Tracing a Ruby IO Object for Reads
·So Tracksperanto has a progress bar. Actually both the commandline and the web version have one, which helps to improve the user experience a great deal (some files uploaded on the site were converting for more than a few minutes). However, we need to display this progress bar somehow and to do it we need to quantify the progress made.
For exporting this has been simple.
tracker_weight_in_percent = trackers.length / 50.0
trackers.each_with_index do | t, i |
export_tracker(t)
report_progress( (i + 1) * tracker_weight_in_percent )
end
However, for importing stuff the pattern is not so evident. Most parsers in Tracksperanto work like this:
p = Parser.new
trackers = p.parse(file_handle_or_io)
It’s completely opaque for the caller how the Parser can quantify it’s work and report on it. Parsers do send status messages that we can use for status line of the progress bar, but no percentages (they also mostly consider the IO unquantifiable and just read
it until it eof?
s. Also, there are many parsers and introducing quantification into each one of them would be kinda sucky.
So I looked for a different approach. And then an idea came to me: we are reading an IO (every parser does). Parsers mostly progress linearly, that is - they make trackers as they go along the IO (with a few exceptions), so the offset at which the IO is can be a good quantifier of where the import is. What if we feed the parsers an IO handle that can report on itself?
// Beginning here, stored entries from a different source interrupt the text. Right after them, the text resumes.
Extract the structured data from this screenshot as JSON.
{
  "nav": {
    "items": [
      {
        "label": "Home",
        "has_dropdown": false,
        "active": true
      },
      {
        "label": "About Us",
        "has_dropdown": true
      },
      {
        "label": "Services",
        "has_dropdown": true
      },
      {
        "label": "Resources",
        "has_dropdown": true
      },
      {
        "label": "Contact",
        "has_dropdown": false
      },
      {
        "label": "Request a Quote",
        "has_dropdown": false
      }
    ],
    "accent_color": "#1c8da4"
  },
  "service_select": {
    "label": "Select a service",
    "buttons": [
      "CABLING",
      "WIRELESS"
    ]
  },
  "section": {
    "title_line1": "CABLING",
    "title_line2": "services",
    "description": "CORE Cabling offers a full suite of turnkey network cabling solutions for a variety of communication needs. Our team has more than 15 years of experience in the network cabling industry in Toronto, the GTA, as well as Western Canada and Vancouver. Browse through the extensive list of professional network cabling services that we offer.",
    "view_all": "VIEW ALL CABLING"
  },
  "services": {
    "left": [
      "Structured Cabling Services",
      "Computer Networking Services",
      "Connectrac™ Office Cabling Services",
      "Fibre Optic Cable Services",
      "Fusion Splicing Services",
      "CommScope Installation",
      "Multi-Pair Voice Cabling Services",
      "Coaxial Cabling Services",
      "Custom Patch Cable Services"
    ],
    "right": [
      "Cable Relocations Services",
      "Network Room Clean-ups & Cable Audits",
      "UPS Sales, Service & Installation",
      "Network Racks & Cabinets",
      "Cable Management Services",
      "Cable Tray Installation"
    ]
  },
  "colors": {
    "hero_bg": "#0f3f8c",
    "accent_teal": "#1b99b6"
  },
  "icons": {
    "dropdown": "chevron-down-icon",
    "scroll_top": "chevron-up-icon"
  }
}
Easy! To do that, we make use of one of the most lovely features of the Ruby standard library that is delegate.rb
. As it says,
This library provides three different ways to delegate method calls to an object. The easiest to use is SimpleDelegator. Pass an object to the constructor and all methods supported by the object will be delegated. This object can be changed later.
Advantages: it’s not method_missing
. That is, the object will properly respond_to?
everything it’s asked about, give proper kind_of?
clues and so on. Second, you don’t have to worry about method signatures and forwarding since you can just call super
. Ruby delegates give us the capability to quickly “aspectize” our IO objects with some traits wrapped around their standard methods. So off we go.
First of all, I went to the Ruby stdlib doco and found all the reading methods that the IO supports. There are not that many of them by the way. Here’s how our skeleton delegate will look like:
class ProgressiveIO < DelegateClass(IO)
def initialize(with_io)
__setobj__(with_io)
end
end
This is all we need to have a good wrapper for IO’s, without method_mising tricks of any kind. Then we will write a copy of the ActiveSupport returning
idiom
private
def returning(result)
yield; result
end
This one will come handy later on. Now we make a method that will report on the pos
of the IO since this is the one that tells us how far we are inside it.
def notify_read
pos # This will change later
end
And now we can override the readers. The general pattern goes like this:
def getc
returning(super) { notify_read }
end
Why super
? Well, the default behavior for the class that the DelegateClass()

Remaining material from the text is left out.